I remember the first time I ever tasted white chicken chili. I was in college at Texas A&M University, and my good friend, Anne, and I had met for lunch at a specialty foods gift shop named Wynonna's Pantry. It was their "soup of the day." I took one spoonful and I was in heaven. I loved the flavors of green chilies, cumin, coriander, and cheese. I ate slowly and savored every single bite, not wanting it to end! Can you imagine my delight when I called my mom that evening to tell her about this chili, and she informed me that she had a recipe similar to what I was describing?! Shortly afterwards, I tried that recipe and Hallelujah! it was a spot-on clone of the kind I had eaten at Wynonna's.

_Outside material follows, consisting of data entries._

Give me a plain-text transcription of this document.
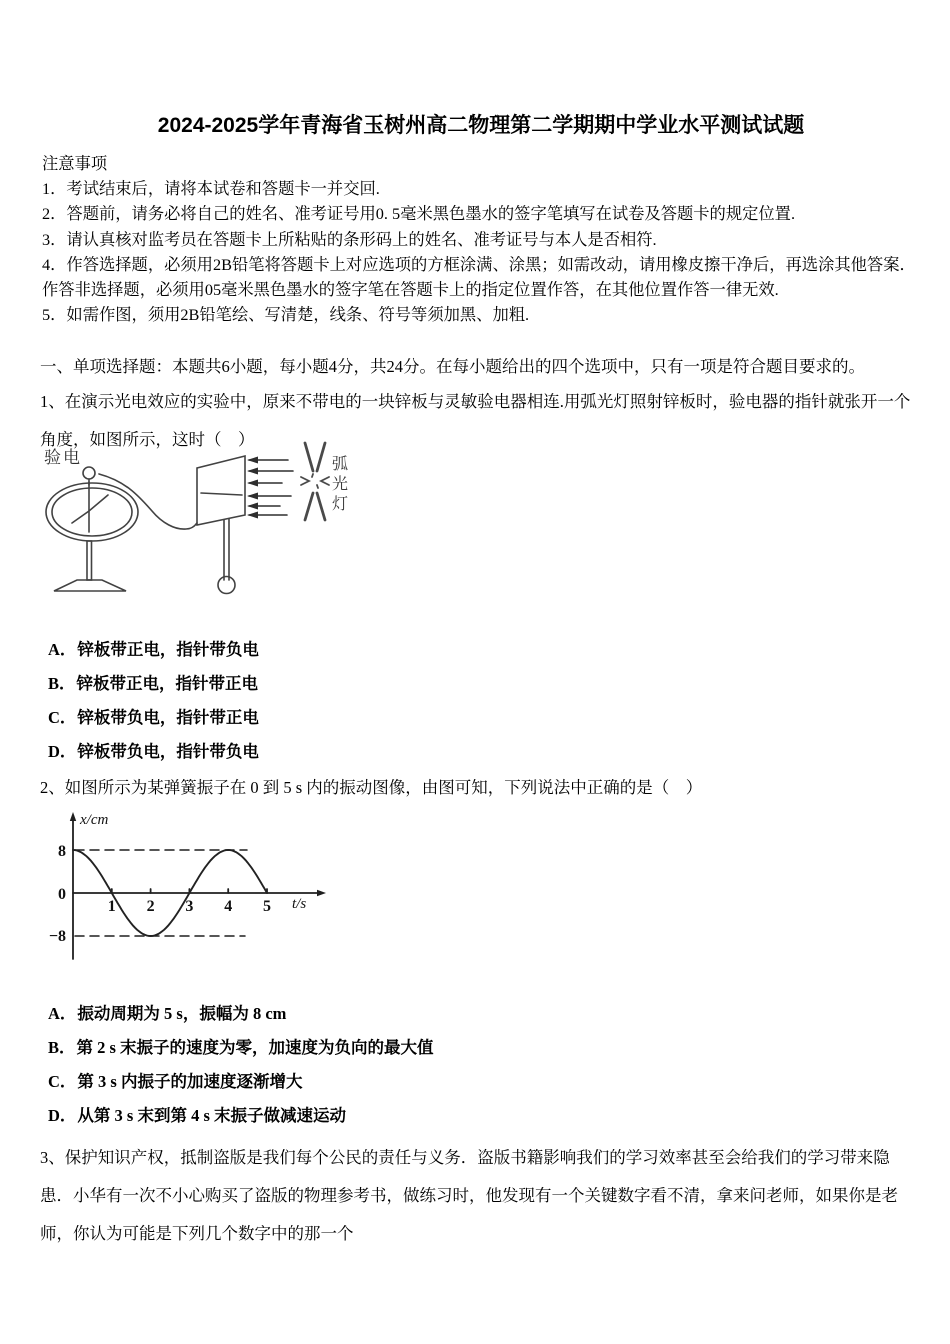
2024-2025学年青海省玉树州高二物理第二学期期中学业水平测试试题
注意事项

1．考试结束后，请将本试卷和答题卡一并交回.

2．答题前，请务必将自己的姓名、准考证号用0. 5毫米黑色墨水的签字笔填写在试卷及答题卡的规定位置.

3．请认真核对监考员在答题卡上所粘贴的条形码上的姓名、准考证号与本人是否相符.

4．作答选择题，必须用2B铅笔将答题卡上对应选项的方框涂满、涂黑；如需改动，请用橡皮擦干净后，再选涂其他答案．作答非选择题，必须用05毫米黑色墨水的签字笔在答题卡上的指定位置作答，在其他位置作答一律无效.

5．如需作图，须用2B铅笔绘、写清楚，线条、符号等须加黑、加粗.

一、单项选择题：本题共6小题，每小题4分，共24分。在每小题给出的四个选项中，只有一项是符合题目要求的。

1、在演示光电效应的实验中，原来不带电的一块锌板与灵敏验电器相连.用弧光灯照射锌板时，验电器的指针就张开一个角度，如图所示，这时（　）

验电	弧
光
灯
A．锌板带正电，指针带负电
B．锌板带正电，指针带正电
C．锌板带负电，指针带正电
D．锌板带负电，指针带负电

2、如图所示为某弹簧振子在 0 到 5 s 内的振动图像，由图可知，下列说法中正确的是（　）

x/cm
t/s
8
0
−8
1 2 3 4 5
A．振动周期为 5 s，振幅为 8 cm
B．第 2 s 末振子的速度为零，加速度为负向的最大值
C．第 3 s 内振子的加速度逐渐增大
D．从第 3 s 末到第 4 s 末振子做减速运动

3、保护知识产权，抵制盗版是我们每个公民的责任与义务．盗版书籍影响我们的学习效率甚至会给我们的学习带来隐患．小华有一次不小心购买了盗版的物理参考书，做练习时，他发现有一个关键数字看不清，拿来问老师，如果你是老师，你认为可能是下列几个数字中的那一个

A side of cornbread is a must when I serve this, and if there's jalapeno jelly to spread on that cornbread, even better. While I prefer to make this from a bag of dried beans and homemade stock (from cooking the chicken to shred for this recipe), you can also speed things up by using canned beans, canned stock and cooked chicken you already have on hand. I will include some notes at the end regarding that. And of course I have to say special thanks to my mom for giving the recipe to me way back when. It's been a family favorite for nearly two decades now.
Texas White Chicken Chili
1 pound dry great northern beans (could use navy beans instead)

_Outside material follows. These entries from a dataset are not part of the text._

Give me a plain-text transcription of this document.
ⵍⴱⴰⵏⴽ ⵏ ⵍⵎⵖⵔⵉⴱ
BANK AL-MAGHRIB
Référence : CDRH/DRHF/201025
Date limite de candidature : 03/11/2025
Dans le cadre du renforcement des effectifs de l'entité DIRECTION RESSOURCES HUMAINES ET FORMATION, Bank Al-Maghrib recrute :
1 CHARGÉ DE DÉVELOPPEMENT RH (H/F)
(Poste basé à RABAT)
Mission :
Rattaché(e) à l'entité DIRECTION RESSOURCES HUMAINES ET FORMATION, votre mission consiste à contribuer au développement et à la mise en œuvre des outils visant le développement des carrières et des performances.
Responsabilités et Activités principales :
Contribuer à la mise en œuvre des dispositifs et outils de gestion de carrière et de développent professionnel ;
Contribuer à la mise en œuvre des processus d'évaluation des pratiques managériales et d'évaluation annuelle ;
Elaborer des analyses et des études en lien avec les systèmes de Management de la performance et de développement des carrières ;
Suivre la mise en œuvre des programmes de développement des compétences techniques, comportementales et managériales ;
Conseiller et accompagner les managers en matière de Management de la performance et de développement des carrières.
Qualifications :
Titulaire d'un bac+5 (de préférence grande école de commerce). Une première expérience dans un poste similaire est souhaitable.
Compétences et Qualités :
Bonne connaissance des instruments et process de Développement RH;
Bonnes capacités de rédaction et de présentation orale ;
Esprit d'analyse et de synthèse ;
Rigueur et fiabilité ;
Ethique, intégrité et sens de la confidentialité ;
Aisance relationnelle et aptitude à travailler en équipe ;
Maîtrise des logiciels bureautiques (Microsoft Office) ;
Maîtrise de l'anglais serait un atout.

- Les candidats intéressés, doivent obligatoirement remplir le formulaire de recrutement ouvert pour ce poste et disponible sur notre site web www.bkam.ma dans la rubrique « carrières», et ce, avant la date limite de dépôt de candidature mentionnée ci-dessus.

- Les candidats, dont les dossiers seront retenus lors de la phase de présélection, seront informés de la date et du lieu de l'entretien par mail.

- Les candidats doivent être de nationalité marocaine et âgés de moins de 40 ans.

1-1/2 quarts chicken stock
1 yellow onion, chopped
2 cloves garlic, chopped
1 teaspoon salt
1 tablespoon olive or canola oil
1 (4-oz) can chopped green chilies (or for more kick, use 2 cans)
2 teaspoons ground cumin
2 teaspoons dried oregano
2 teaspoons ground coriander
1/4 teaspoon ground cloves
1/4 teaspoon cayenne pepper
4 cooked, diced chicken breasts
1 can corn, drained
1 cup Monterrey Jack cheese, grated
4 green onions, thinly sliced
Presoak beans. Combine beans, stock, half the onions, garlic and salt in a large pot and bring to a boil. Reduce heat and simmer 1-1/2 hours or until beans are tender. While beans are cooking, heat oil in skillet. Add remaining onions and sauté until tender, about 5 minutes. Add chilies and seasonings; mix thoroughly and cook for several minutes, stirring so it doesn’t burn. Remove 2 cups of the bean mixture and mash. Return mashed beans to the pot with onion mixture. Add corn and cook until tender. Add chicken and heat through. To serve, spoon soup into bowls, sprinkle with grated cheese and top with sliced onions.

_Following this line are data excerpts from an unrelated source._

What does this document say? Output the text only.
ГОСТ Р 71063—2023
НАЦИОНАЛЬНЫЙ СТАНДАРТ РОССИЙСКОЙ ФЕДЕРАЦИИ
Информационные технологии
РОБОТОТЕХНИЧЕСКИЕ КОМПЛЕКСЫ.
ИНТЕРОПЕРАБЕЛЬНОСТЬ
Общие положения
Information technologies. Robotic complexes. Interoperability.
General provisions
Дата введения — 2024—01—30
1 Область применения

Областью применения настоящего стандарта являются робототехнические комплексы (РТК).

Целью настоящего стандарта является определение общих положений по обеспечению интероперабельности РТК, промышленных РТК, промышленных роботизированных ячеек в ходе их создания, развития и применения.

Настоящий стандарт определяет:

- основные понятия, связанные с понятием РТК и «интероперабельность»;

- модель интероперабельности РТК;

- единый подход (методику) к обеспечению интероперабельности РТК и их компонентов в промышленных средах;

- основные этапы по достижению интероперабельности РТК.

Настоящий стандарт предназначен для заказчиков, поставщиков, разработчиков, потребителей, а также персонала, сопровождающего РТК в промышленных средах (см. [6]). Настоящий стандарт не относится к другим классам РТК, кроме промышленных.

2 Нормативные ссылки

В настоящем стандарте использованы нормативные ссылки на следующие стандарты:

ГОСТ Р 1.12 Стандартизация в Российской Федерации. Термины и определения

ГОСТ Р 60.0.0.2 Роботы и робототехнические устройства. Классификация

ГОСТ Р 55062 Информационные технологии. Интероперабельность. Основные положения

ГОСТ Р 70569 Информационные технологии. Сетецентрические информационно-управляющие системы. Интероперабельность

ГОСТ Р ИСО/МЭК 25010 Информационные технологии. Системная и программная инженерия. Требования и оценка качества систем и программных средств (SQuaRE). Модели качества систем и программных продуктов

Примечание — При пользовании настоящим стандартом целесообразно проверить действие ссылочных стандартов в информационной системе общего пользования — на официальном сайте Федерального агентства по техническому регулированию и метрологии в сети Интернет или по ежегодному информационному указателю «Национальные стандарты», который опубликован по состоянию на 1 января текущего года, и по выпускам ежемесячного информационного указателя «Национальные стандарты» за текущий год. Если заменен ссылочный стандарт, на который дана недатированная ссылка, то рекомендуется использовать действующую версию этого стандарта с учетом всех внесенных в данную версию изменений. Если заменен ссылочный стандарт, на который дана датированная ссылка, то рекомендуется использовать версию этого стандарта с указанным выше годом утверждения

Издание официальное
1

Variation: To speed things up, you can substitute 3-4 cans of navy or great northern beans in place of the bag of dried beans, and you can certainly buy canned chicken stock. But since you need both chicken stock and cooked chicken for this recipe, it just makes sense to me to just simmer some bone-in split breasts in a pot of water, which will give me both.